I’m going to do my best to keep up with the blog during by Big Summer Adventure, and one thing I’d like to do is “F-ing Fossil Friday!” in which I focus on fossils for a bit. We’ll see if I can make this pan out.
Today I got out the rest of the Australopithecus robustus mandibles at the Transvaal Museum (above), save for I think maybe 1. As you can see from the picture, taphonomy (what happens to an animal’s remains between death and our digging them up) creates a serious challenge for the study of variation in this species. I’m focusing on ontogenetic variation – differences associated with growth and development. In spite of its fragmentary nature, so far as I know this is the best ontogenetic series of any fossil hominid (I should probably look more into A. afarensis here, too). In the bottom left you’ll see SK 438, the youngest in the sample, whose baby teeth haven’t quite come in all the way. Poor little guy!

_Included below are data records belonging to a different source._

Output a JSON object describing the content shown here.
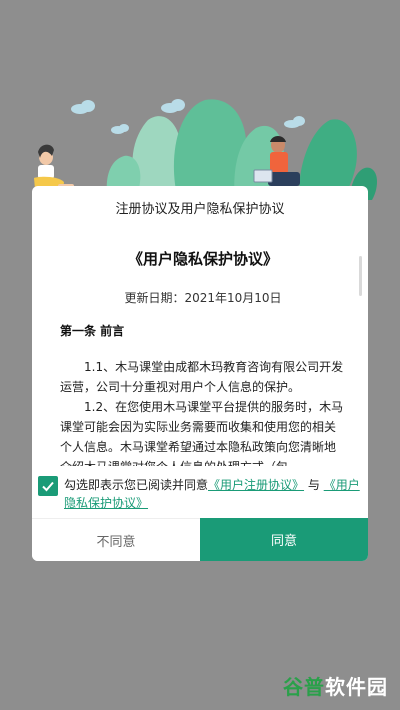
{
  "dialog": {
    "title": "注册协议及用户隐私保护协议",
    "doc_title": "《用户隐私保护协议》",
    "updated_date": "更新日期：2021年10月10日",
    "section_title": "第一条  前言",
    "paragraphs": [
      "1.1、木马课堂由成都木玛教育咨询有限公司开发运营，公司十分重视对用户个人信息的保护。",
      "1.2、在您使用木马课堂平台提供的服务时，木马课堂可能会因为实际业务需要而收集和使用您的相关个人信息。木马课堂希望通过本隐私政策向您清晰地介绍木马课堂对您个人信息的处理方式（包"
    ],
    "agreement": {
      "checked": true,
      "prefix": "勾选即表示您已阅读并同意",
      "link1": "《用户注册协议》",
      "connector": "与",
      "link2": "《用户隐私保护协议》"
    },
    "buttons": {
      "disagree": "不同意",
      "agree": "同意"
    }
  },
  "watermark": {
    "part1": "谷普",
    "part2": "软件园"
  },
  "colors": {
    "accent": "#1a9b77",
    "overlay": "#8e8e8e"
  }
}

At the top right corner is SK 12, probably the oldest individual and also a big bugger.
One thing that I’ve noticed so far, only a preliminary observation that I need to actually run some numbers on, is that as individuals get older, the length of their tooth row (molars and premolars) gets shorter. This is because of the tendency for teeth to move forward during growth – “mesial drift” – and for adjacent teeth to literally wear into one another, their ends becoming flatter and flatter. While I should have realized this, it was surprising at first to find some dimensions of the lower jaw actually decreasing during growth. Now, I still have to run some tests to see if this is a biologically significant phenomenon. But it’s always nice to learn something new, even after just 2 days back with my best extinct buddies.